Perhaps what is more important is to keep pushing the frontiers for a level-playing field and win-win outcomes for member countries.
As we keep evolving by the day, it is heartwarming to note the current stated aims of the fund as promoting international fiscal and monetary cooperation, securing international financial stability, facilitating international trade, promoting high employment and sustainable economic growth via multilateral macroeconomic surveillance.
There are so many misconceptions surrounding BWIs. Their pronouncements on domestic policies can lead to important positive reactions by ‘the market’, thereby potentially increasing financing options.
Unknown to many, BWIs money is cheap, with diverse products.
Some of which are even interest rate free as much as member states keep within their quota, beyond which a paltry rate of two per cent kicks in.
Products such as Rapid Finance Instrument (RFI), Flexible Credit Line (FCL), Rapid Credit Facility (RCF), Precautionary and Liquidity Line (PLL) and Stand-By Arrangements (SBA) are virtually without conditionality.
Some facilities are interest free with moratorium irrespective of amount involved. All these facilities can be contrasted with Ghana’s not-too-distant past seven-year $1 billion Eurobond, which attracted market interest rate of 7.75 per cent.
It will be interesting to play out the records of vindication on the country’s growth trajectory in all the 17 times Ghana has been with the BWIs vis-a-vis being on our own.
We have less to virtually no option than to bite the bullet and swallow the bitter pill soonest than letting things degenerate before looking the direction of the BWIs.
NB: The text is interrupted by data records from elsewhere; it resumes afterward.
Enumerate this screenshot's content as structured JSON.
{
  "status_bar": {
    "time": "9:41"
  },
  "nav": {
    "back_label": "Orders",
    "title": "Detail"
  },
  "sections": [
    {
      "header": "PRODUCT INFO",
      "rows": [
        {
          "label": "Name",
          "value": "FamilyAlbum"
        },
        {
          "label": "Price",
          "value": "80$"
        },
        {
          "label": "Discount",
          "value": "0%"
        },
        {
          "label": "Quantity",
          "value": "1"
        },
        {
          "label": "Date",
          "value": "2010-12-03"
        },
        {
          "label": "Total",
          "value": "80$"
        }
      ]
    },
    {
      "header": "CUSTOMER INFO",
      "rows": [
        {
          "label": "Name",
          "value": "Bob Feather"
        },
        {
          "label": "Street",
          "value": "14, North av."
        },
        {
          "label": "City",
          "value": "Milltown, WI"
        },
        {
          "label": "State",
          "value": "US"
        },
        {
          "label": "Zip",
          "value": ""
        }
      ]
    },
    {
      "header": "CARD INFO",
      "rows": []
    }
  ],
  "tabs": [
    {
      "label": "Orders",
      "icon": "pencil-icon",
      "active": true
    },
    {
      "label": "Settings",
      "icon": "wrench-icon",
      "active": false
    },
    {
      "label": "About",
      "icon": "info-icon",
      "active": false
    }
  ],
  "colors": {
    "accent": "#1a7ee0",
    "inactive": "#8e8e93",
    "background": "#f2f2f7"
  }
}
Ghana’s economy is troublingly hobbled by external and internal factors, all exposing the nation to swings in investor sentiments.
I do not, therefore, think E-Levy and BWIs are mutually exclusive, with a magic wand to get us off the quagmire.
Indecision is as worse and dangerous path to tread as getting good and bold initiatives wrong.
Rwanda’s success story has become well known in recent years, but the breadth, pace and most importantly the “how” require special attention as a classical guide.
Beyond dining with BWIs, our best bet will be to strategically and carefully direct public investment to restructure the Ghanaian economy towards activities with higher returns to productivity and growth acceleration, whilst improving resilience to external shocks.
Another major challenge beyond the fund's programme will be maintaining our discipline and significantly nipping the tremendous wastage and leakages in the system in the bud without losing momentum on the growth of internal revenue generation.
The writer is a risk and compliance manager at Provident Insurance Company.